Lionel Messi masih menjadi tumpuan utama lini serang Albiceleste. Pemain berusia 39 tahun itu tercatat sebagai top skor sementara turnamen dengan koleksi 6 gol, sama dengan Kylian Mbappe dari Prancis. Messi juga sudah mengemas satu hat-trick di Piala Dunia edisi ini.
Pelatih Scaloni diprediksi akan menurunkan formasi terbaiknya. Emi Martinez akan berjaga di bawah mistar, sementara lini depan diisi duet Messi dan Lautaro Martinez. Di sisi lain, Cape Verde kemungkinan akan mengandalkan Vozinha di gawang dan Livramento sebagai ujung tombak.
Ini akan menjadi pertemuan pertama antara Argentina dan Cape Verde di level internasional.
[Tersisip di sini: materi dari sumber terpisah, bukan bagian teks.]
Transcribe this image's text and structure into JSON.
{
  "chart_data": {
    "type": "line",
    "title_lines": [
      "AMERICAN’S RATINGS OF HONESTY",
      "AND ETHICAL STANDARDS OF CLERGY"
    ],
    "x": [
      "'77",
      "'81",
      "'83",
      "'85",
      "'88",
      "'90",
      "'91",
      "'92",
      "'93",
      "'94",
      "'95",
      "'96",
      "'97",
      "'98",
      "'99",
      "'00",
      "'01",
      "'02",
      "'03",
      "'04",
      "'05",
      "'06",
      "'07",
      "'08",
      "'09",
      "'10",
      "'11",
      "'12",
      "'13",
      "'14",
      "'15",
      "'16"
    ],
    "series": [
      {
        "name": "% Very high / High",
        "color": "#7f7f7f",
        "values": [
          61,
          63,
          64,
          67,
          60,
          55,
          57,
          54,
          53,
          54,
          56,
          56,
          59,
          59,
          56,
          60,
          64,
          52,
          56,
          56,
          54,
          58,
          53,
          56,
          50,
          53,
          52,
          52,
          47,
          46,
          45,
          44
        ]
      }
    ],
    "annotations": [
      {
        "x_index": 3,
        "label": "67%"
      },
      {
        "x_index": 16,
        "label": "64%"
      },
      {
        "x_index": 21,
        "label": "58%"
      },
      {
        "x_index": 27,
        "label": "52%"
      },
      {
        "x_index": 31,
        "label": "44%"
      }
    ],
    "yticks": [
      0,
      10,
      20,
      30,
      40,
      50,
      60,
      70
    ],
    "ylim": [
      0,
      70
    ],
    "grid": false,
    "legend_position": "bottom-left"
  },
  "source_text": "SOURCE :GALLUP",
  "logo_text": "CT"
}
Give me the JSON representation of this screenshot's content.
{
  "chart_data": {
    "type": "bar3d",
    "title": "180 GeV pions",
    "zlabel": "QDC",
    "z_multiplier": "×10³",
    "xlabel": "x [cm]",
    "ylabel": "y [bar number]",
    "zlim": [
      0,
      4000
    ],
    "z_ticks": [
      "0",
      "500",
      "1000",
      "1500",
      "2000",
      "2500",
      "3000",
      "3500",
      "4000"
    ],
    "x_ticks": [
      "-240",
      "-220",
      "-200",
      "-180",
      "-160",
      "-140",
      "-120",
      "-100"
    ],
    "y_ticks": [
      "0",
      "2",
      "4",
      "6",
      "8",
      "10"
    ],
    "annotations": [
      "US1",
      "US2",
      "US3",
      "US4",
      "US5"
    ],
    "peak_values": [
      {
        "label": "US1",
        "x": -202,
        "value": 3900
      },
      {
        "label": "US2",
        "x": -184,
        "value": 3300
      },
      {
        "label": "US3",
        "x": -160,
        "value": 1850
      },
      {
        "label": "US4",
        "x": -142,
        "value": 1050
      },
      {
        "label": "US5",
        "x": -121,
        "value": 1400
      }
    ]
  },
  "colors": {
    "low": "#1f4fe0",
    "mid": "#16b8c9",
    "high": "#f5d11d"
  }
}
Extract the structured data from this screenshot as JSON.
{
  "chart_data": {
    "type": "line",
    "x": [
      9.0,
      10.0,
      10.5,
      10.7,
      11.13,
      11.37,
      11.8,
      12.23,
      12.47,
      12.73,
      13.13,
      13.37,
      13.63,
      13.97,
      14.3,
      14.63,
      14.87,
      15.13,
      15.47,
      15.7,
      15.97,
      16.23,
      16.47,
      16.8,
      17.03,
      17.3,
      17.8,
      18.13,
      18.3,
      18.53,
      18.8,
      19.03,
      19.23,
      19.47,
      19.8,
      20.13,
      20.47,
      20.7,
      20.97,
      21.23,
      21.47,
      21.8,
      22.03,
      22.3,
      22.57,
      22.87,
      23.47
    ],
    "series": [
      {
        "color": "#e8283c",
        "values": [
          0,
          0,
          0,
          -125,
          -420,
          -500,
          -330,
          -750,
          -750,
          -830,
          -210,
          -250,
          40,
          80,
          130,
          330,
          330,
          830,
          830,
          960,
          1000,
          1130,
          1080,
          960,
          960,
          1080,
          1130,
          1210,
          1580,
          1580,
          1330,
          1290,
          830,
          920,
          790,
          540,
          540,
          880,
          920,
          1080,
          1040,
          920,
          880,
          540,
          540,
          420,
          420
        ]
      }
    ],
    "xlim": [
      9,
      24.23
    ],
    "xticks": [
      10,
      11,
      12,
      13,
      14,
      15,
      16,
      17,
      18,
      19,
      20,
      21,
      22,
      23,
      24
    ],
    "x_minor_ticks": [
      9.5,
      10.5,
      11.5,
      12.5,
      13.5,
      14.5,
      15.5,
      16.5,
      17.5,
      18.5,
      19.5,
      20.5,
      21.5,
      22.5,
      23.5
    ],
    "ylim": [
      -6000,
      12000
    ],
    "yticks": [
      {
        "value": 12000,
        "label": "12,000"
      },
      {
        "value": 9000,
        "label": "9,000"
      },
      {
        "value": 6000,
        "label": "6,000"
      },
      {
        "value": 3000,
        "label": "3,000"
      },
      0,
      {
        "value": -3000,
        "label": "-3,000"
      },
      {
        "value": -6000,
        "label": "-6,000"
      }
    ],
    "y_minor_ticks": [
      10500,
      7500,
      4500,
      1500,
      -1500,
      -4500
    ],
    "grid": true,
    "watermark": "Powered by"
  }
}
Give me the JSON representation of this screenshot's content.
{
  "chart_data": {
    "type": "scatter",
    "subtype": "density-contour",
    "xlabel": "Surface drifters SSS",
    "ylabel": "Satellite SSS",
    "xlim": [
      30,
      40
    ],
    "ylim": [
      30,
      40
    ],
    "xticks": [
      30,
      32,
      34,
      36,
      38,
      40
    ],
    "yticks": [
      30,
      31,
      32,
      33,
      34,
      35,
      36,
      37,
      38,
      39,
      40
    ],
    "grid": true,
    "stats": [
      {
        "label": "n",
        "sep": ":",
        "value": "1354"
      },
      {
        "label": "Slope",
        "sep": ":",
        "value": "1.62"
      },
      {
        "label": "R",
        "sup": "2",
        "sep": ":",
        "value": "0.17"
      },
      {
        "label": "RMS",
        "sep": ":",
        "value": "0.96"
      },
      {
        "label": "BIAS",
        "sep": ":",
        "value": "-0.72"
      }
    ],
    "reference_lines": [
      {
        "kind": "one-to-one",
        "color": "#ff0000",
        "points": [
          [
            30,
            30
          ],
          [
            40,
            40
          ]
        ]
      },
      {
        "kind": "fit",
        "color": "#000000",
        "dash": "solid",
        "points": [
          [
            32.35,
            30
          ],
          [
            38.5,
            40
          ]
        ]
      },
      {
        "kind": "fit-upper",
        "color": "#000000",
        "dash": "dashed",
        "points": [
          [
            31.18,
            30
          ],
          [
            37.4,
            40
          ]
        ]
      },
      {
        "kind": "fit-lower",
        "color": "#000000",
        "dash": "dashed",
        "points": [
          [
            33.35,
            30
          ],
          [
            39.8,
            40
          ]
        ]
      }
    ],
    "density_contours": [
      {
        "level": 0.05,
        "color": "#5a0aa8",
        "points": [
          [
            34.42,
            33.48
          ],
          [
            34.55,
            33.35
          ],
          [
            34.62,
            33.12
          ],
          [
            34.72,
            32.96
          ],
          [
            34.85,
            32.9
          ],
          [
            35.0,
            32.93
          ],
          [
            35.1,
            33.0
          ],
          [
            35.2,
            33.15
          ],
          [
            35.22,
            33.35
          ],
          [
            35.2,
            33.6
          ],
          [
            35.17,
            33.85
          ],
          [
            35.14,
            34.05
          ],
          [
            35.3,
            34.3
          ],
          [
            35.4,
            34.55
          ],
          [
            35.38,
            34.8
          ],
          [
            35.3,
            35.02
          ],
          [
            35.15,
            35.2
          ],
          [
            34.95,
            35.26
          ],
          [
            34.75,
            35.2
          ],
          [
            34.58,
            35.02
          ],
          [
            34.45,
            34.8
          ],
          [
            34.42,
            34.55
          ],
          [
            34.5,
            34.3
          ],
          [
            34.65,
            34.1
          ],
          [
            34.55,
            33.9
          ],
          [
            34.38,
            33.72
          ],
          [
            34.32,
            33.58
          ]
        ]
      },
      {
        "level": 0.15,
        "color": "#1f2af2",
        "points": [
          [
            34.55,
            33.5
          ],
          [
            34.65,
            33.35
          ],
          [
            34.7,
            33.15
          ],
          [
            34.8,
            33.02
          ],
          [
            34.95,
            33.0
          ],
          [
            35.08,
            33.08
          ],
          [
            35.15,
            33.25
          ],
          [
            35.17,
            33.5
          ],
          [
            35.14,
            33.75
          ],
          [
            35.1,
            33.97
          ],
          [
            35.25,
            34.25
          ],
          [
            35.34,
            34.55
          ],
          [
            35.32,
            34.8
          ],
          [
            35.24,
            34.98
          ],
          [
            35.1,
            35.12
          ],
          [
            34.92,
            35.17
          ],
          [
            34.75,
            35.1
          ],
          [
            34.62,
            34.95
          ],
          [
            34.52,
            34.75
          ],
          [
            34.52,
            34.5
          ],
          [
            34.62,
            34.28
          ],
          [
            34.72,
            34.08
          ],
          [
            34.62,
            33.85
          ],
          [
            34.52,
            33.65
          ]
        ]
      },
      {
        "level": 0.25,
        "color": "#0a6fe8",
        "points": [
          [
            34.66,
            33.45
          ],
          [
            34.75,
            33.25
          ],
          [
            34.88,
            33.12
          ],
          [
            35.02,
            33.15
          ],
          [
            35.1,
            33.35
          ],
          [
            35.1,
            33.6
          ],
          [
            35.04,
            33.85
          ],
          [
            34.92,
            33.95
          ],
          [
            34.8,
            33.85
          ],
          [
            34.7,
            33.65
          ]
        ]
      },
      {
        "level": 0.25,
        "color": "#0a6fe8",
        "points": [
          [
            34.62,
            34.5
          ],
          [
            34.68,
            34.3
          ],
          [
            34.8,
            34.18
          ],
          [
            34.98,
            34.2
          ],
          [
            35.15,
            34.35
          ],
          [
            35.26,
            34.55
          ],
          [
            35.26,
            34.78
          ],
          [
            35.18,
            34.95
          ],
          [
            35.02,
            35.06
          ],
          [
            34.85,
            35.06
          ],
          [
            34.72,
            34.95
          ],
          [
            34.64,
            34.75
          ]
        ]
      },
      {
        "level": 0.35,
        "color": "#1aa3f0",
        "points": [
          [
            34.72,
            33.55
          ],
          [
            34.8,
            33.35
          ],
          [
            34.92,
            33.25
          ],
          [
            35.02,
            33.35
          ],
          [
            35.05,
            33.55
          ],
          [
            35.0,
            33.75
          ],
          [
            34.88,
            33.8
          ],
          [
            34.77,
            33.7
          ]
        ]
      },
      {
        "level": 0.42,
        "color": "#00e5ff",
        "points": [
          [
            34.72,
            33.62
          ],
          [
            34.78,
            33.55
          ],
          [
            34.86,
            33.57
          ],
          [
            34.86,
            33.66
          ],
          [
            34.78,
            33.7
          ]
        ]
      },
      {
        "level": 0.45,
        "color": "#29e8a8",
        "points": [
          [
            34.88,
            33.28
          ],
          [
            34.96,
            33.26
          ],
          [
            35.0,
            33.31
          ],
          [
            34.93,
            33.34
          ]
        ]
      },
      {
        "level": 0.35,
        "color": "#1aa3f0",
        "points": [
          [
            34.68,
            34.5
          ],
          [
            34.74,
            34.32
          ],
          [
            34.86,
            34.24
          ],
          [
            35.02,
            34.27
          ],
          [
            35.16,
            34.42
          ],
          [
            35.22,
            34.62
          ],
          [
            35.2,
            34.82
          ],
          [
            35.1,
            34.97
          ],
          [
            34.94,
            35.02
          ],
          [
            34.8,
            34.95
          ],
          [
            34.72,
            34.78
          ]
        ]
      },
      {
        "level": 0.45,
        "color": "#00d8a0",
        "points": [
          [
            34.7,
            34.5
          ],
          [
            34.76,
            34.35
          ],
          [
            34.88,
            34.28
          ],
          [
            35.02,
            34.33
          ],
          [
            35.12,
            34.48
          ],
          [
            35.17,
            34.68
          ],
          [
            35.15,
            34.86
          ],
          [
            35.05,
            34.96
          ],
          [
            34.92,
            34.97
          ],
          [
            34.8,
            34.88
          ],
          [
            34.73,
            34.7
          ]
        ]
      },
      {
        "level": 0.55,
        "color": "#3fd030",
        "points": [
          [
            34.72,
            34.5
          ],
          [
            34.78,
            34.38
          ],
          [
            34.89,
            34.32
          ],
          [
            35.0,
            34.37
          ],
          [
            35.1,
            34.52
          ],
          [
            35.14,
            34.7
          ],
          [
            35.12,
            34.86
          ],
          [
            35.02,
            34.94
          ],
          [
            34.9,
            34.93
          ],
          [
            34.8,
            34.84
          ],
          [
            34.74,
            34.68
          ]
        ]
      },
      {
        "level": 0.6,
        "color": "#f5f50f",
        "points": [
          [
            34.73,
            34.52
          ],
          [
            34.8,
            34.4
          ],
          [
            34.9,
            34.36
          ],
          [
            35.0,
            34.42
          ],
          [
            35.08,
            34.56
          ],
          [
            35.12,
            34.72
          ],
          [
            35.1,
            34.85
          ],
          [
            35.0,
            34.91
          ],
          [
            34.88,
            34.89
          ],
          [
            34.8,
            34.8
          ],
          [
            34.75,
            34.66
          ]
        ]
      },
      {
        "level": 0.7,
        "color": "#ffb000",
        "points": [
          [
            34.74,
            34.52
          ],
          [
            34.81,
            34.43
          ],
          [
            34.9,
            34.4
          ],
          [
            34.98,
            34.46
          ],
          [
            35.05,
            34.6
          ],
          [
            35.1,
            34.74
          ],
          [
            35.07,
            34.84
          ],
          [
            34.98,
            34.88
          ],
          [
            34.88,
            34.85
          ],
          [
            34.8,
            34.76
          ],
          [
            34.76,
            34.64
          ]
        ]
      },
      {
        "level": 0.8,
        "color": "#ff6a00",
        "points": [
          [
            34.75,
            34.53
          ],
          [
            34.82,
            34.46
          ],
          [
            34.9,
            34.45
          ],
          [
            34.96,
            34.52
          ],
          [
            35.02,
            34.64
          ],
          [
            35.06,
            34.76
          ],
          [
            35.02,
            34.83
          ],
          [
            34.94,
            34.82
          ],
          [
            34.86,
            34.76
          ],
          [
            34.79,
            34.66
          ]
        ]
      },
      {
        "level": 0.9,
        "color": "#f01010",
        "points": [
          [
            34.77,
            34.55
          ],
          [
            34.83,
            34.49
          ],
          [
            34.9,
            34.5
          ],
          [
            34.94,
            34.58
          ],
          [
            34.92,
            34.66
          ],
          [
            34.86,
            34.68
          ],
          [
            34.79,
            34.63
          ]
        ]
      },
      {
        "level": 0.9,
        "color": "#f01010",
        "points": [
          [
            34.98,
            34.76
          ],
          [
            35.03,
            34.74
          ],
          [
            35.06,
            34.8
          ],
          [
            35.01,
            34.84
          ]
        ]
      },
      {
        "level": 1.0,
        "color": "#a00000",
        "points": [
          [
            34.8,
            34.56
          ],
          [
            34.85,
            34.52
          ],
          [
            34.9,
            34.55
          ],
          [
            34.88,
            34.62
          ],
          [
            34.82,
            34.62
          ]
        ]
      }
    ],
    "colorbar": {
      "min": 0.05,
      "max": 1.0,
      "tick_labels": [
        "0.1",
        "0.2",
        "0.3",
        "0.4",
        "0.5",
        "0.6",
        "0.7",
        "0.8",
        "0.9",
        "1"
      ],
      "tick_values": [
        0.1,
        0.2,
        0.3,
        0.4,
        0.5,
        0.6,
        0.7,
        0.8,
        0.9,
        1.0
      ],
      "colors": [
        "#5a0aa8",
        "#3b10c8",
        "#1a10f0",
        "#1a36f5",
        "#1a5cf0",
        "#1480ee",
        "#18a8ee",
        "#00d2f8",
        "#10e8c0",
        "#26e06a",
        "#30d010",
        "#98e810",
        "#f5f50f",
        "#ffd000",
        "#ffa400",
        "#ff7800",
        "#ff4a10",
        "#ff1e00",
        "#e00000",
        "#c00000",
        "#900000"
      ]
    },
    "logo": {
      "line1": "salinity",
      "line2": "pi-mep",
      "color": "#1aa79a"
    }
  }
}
Meski tanpa catatan head-to-head, data statistik dari The Analyst menunjukkan Argentina diunggulkan dengan probabilitas menang mencapai 81 persen. Sebaliknya, peluang Cape Verde untuk menang hanya 6,8 persen.
Cape Verde memang tampil mengejutkan di fase grup dengan menahan dua lawan mereka, termasuk Arab Saudi yang berakhir 0-0. Namun, menghadapi tim sekelas Argentina yang baru saja menekuk Yordania 3-1 di laga terakhir grup, tantangan yang dihadapi Blue Sharks jauh lebih berat.
Berdasarkan analisis, laga ini diprediksi berakhir dengan skor telak 4-0 untuk kemenangan Argentina. Pertandingan akan digelar pada Sabtu (4/7/2026) pukul 05.00 WIB di Hard Rock Stadium, Miami, Florida, Amerika Serikat.
Pemenang laga ini akan melaju ke babak 16 besar dan menunggu lawan dari hasil pertandingan Australia vs Mesir yang berlangsung lebih awal pada pukul 01.00 WIB di Dallas Stadium.